# 1969 Cowl Screens



## soberjoe (Nov 28, 2016)

Hey there everyone,
So I picked up my new-to-me '69 GTO yesterday, and I am already looking to change a thing or two. In this instance, the cowl screens at the windshield that cover the WW cowls.

I have read varying reviews on the items available from OPGI with several people saying that the advertised part does not fit correctly.

I am in eastern Ontario, Canada - and any advice or personal experience offered would be really helpful.

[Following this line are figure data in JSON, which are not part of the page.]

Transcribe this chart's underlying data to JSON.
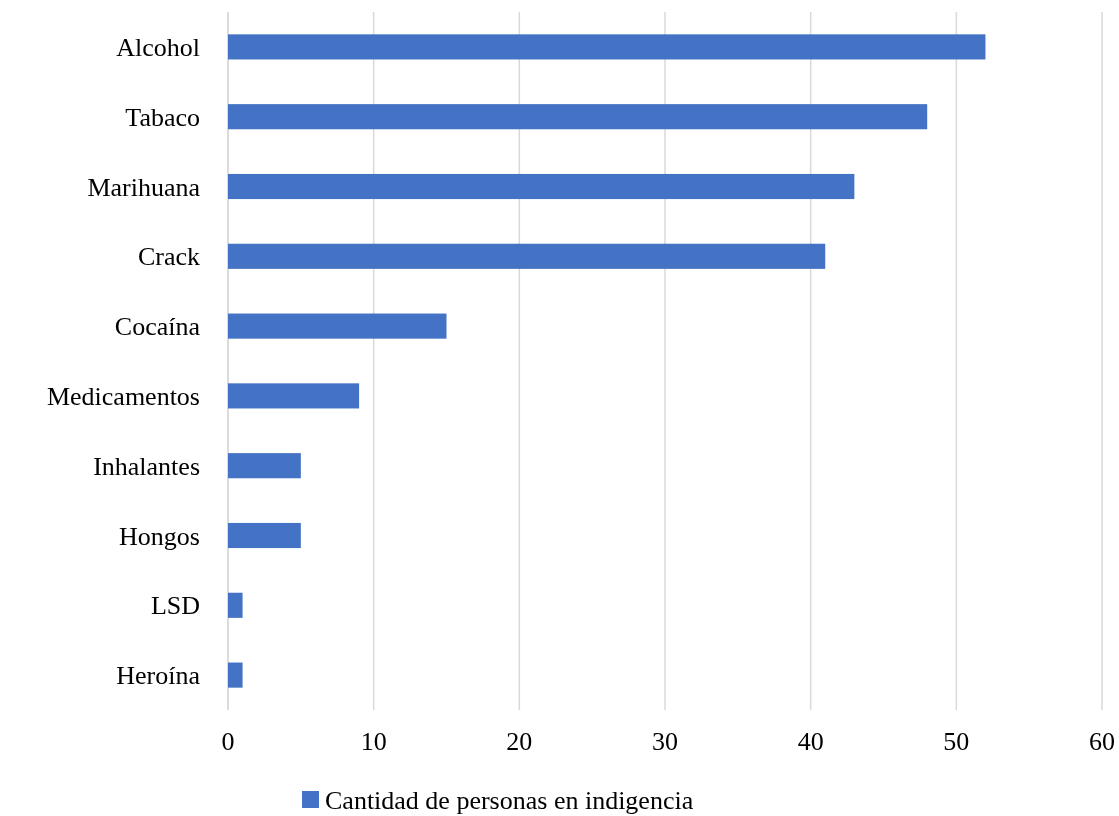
{
  "chart_data": {
    "type": "bar",
    "orientation": "horizontal",
    "categories": [
      "Alcohol",
      "Tabaco",
      "Marihuana",
      "Crack",
      "Cocaína",
      "Medicamentos",
      "Inhalantes",
      "Hongos",
      "LSD",
      "Heroína"
    ],
    "series": [
      {
        "name": "Cantidad de personas en indigencia",
        "color": "#4472c4",
        "values": [
          52,
          48,
          43,
          41,
          15,
          9,
          5,
          5,
          1,
          1
        ]
      }
    ],
    "xlim": [
      0,
      60
    ],
    "xticks": [
      0,
      10,
      20,
      30,
      40,
      50,
      60
    ],
    "grid": "x",
    "legend": "bottom"
  }
}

The car currently has a 4 foot X 6" piece of chicken wire installed over the cowls and while functional, it looks kinda shade-tree.

Thanks in advance,

Joe


----------



## ponycar1967 (Jan 14, 2015)

Best that I know, that metal mesh screen is original. I tried the plastic insert and because of the rear hood bumpers two pieces needed to be trimmed. Also, even though they snap in, they don't have a snug fit. They will probably keep out more debris, but I don't like them. I suggest keeping the original. The screen I do see online don't seem to match the same screen pattern or fastening points, unless it's just a stock photo. I was thinking of finding the same wire mesh and fabricating my own and painting it black. If what you have is intact and outdoor conditions/debris aren't a factor, keep it like it is.


----------



## BLK69JUDGE (Jun 10, 2010)

*Hi*

I have a real nice original if you would like one

25 plus the ride ... from a super decent 69 4 door I parted for my 69 Judge

Scott

2o6 465 9l65


----------



## soberjoe (Nov 28, 2016)

I wish I had seen this 2 weeks ago when I was in BC.
Kinda of a long ride from Ontario though, and besides, since being educated that my cowl screen is in fact OE, I have kinda come to like it, lol.

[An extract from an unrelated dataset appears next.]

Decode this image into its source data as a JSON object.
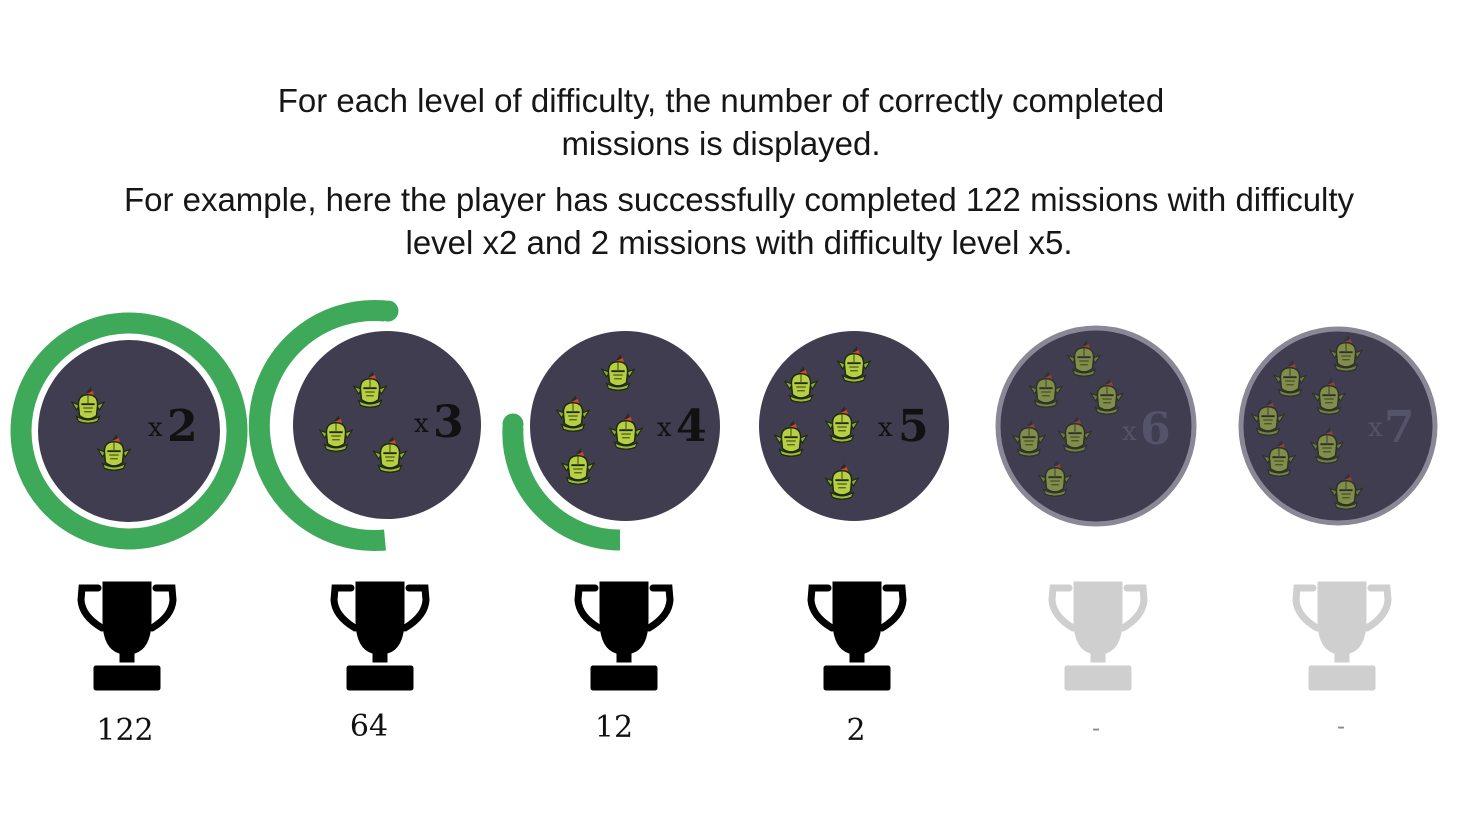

thanks for the offer just the same,

Joe


----------



## Poncho17 (Jul 5, 2017)

I have a 70 and they are plastic. Did they change from metal in 69?


----------



## soberjoe (Nov 28, 2016)

Poncho17 said:


> I have a 70 and they are plastic. Did they change from metal in 69?




I’m not sure Poncho17
A buddy of mine has a ‘70 and his also has a single piece of wire mesh covering the wiper cowls, but I can’t say for sure that his is OE


Sent from my iPhone using Tapatalk


----------



## BLK69JUDGE (Jun 10, 2010)

*screen*

I have seen a few early 70 w wire and my november 69 70 car has plastic


----------



## Poncho17 (Jul 5, 2017)

Yes mine has plastic as well and there are warped. I purchased replacements from Ames. I had a bad experience with leaves getting caught up down in the floor vent area and would not close properly allowing water to enter the interior


----------



## Timothy Fisher (Jun 11, 2018)

Read once that there was a strike for 3 weeks at the Baltimore plant in October of 1968. They ran out of the mounded pieces and to keep production running they installed the wire mesh “chicken wire”.
This may be a factory original part and very rare. See if your car was built at the Baltimore plant. You can check the manufactures plate under the hood on the drivers side. The date stamp on the engine block (if factory original) will tell you if it was built in October of 1968.

I’d research further before removing the part.


----------



## PontiacJim (Dec 29, 2012)

Timothy Fisher said:


> Read once that there was a strike for 3 weeks at the Baltimore plant in October of 1968. They ran out of the mounded pieces and to keep production running they installed the wire mesh “chicken wire”.
> This may be a factory original part and very rare. See if your car was built at the Baltimore plant. You can check the manufactures plate under the hood on the drivers side. The date stamp on the engine block (if factory original) will tell you if it was built in October of 1968.
> 
> I’d research further before removing the part.


Just to confirm, my '68 Lemans built in Baltimore has the "chicken wire" screens, not plastic.


----------



## soberjoe (Nov 28, 2016)

I’ll check tomorrow morning after I pick her up from the suspension guy who just installed a Hotchkis Sport Suspension kit for me.

Joe 


Sent from my iPhone using Tapatalk


----------